Google has won its High Court case, but murky legal precedent remains for publishers (Image: Adobe)
Google has won its High Court case, but murky legal precedent remains for publishers (Image: Adobe)

The High Court’s decision in Google v Defteros on Wednesday definitively answers one question: search engines cannot be liable for defamation merely for publishing search results.

The search result in question was an article published on The Age’s website in 2004. It reported on criminal charges against George Defteros, a solicitor in Melbourne, of alleged conspiracy and incitement to murder the gangland figure Carl Williams. The charges were withdrawn in 2005, but the article remained live and was still accessible via a Google search in 2016. Defteros sued Google for defamation over the content of the article. 
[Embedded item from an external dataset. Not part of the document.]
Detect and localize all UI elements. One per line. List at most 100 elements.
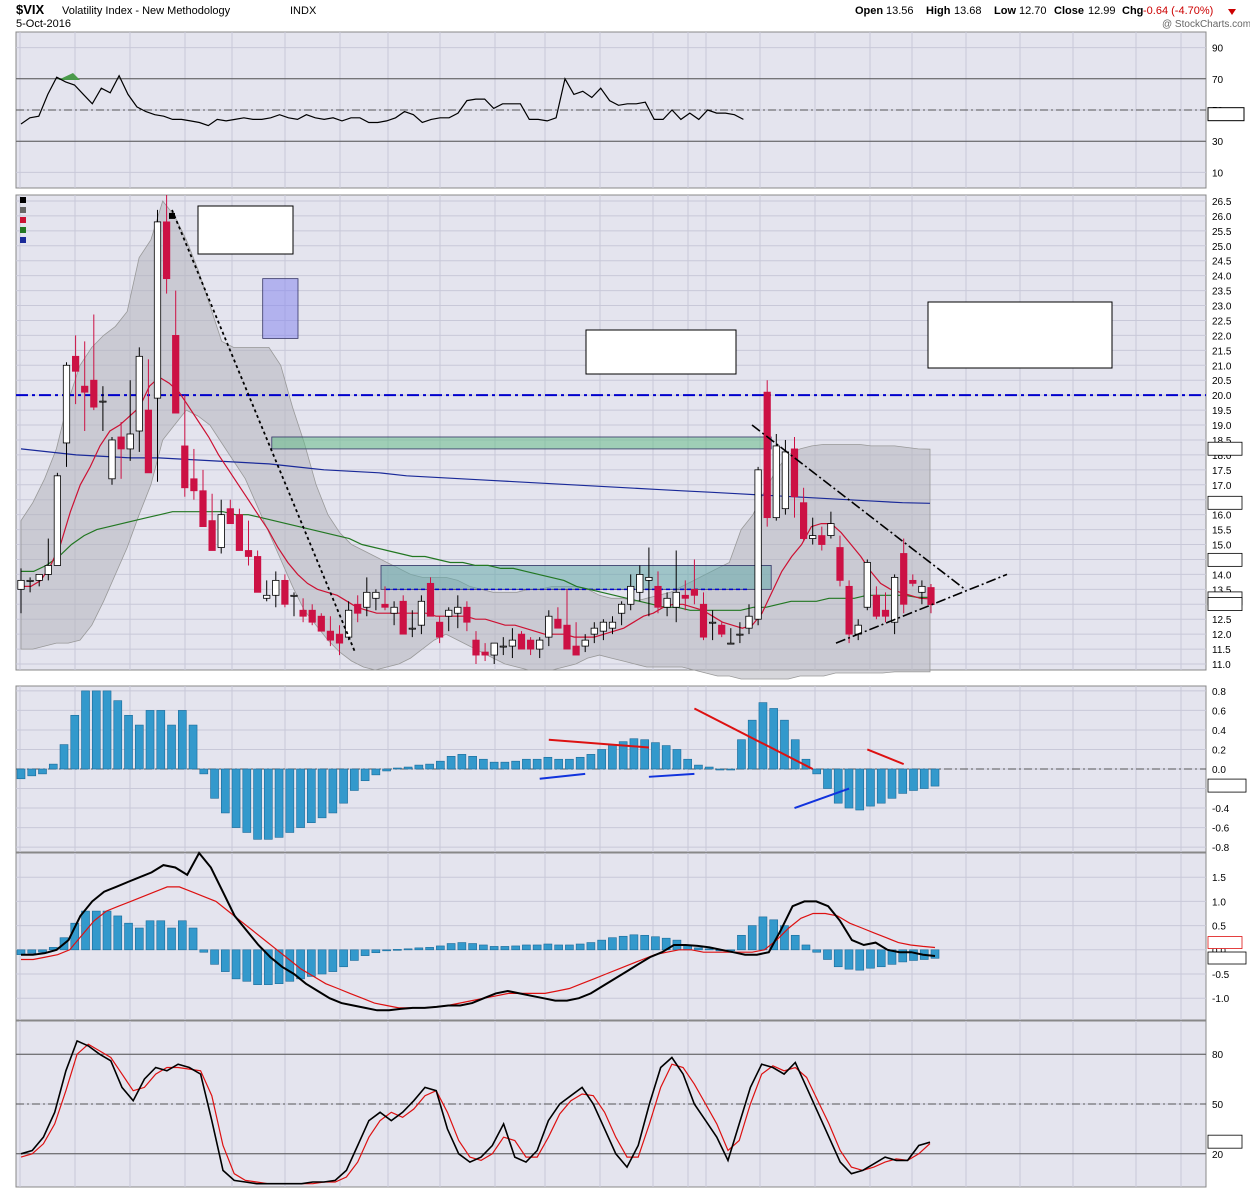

A 5-2 majority in the High Court declared that when Google’s algorithm produces an “organic” result to a search inquiry, it is not a publisher of the material to which the search result will take the reader. Therefore, it cannot be liable for the Age article and that’s the end of the case.

Google is not completely in the clear generally: if the search result includes defamatory language itself, it could still be liable for that (as opposed to what is at the other end of the hyperlink). And the question remains open with respect to paid search results. In line with Voller, Google could be found to be actively participating in that publication.

The legal test is whether the defendant was instrumental in, or contributed in any extent, to the publication of the defamatory matter. If so, they are a publisher and can be sued.

The majority judges likened Google to a person on the street who gets asked for directions to a bookstore where a defamatory publication can be bought. Justices Susan Kiefel and Jacqueline Gleeson explained: “A hyperlink is content-neutral. A search result is fundamentally a reference to something, somewhere else.”

On that argument, Google is really standing around holding up a sign saying “The dirty pics you seek are that way”.

Justice Michelle Gordon, dissenting, said, “Google’s attempt to portray itself as passive has an air of unreality. Having taken action to obtain a commercial benefit by creating and operating a search engine that facilitates news articles, it cannot deny that it is involved in the publication of those articles.” That would still leave a possible defence of innocent dissemination.

That reasoning picks up on the Voller case, where the High Court said that news organisations can be liable as publishers for third-party comments posted on their Facebook pages. The logic there was that they invited the comments, and therefore were actively engaged in their publication.

If you find difficulty working out the difference here, you won’t be alone. Not that the court was wrong in either of these landmark cases, but either of them could have easily gone the other way.

The absolute certainty expressed by both the majority and minority judges in Defteros illustrates that the big question of who, on the internet, is a publisher for defamation law purposes is in reality an exercise in splitting hairs. We need clarity that only legislative reform can provide, not judges applying bricks-and-mortar analogies to the online domain.

That may be coming. The state attorneys-general have just produced a draft set of recommendations for the next round of defamation law reforms. Included is a proposal to set in concrete what the majority judges declared: an absolute exemption from defamation liability for search engines, but limited to “standard search engine functions” — that is, where the search result is produced automatically by the engine’s algorithm, without human intervention and not influenced by paid advertising, in response to a search query.

Importantly, this is a step away from a philosophy that has been causing mayhem for years: the idea of “technology neutrality”, which dictates that the common law principles of defamation law, developed in and for a 19th-century, print-copy world, can be applied by simple analogy to the digital realm. They can’t.

Wiping out 200 years of precedent isn’t always a bad thing.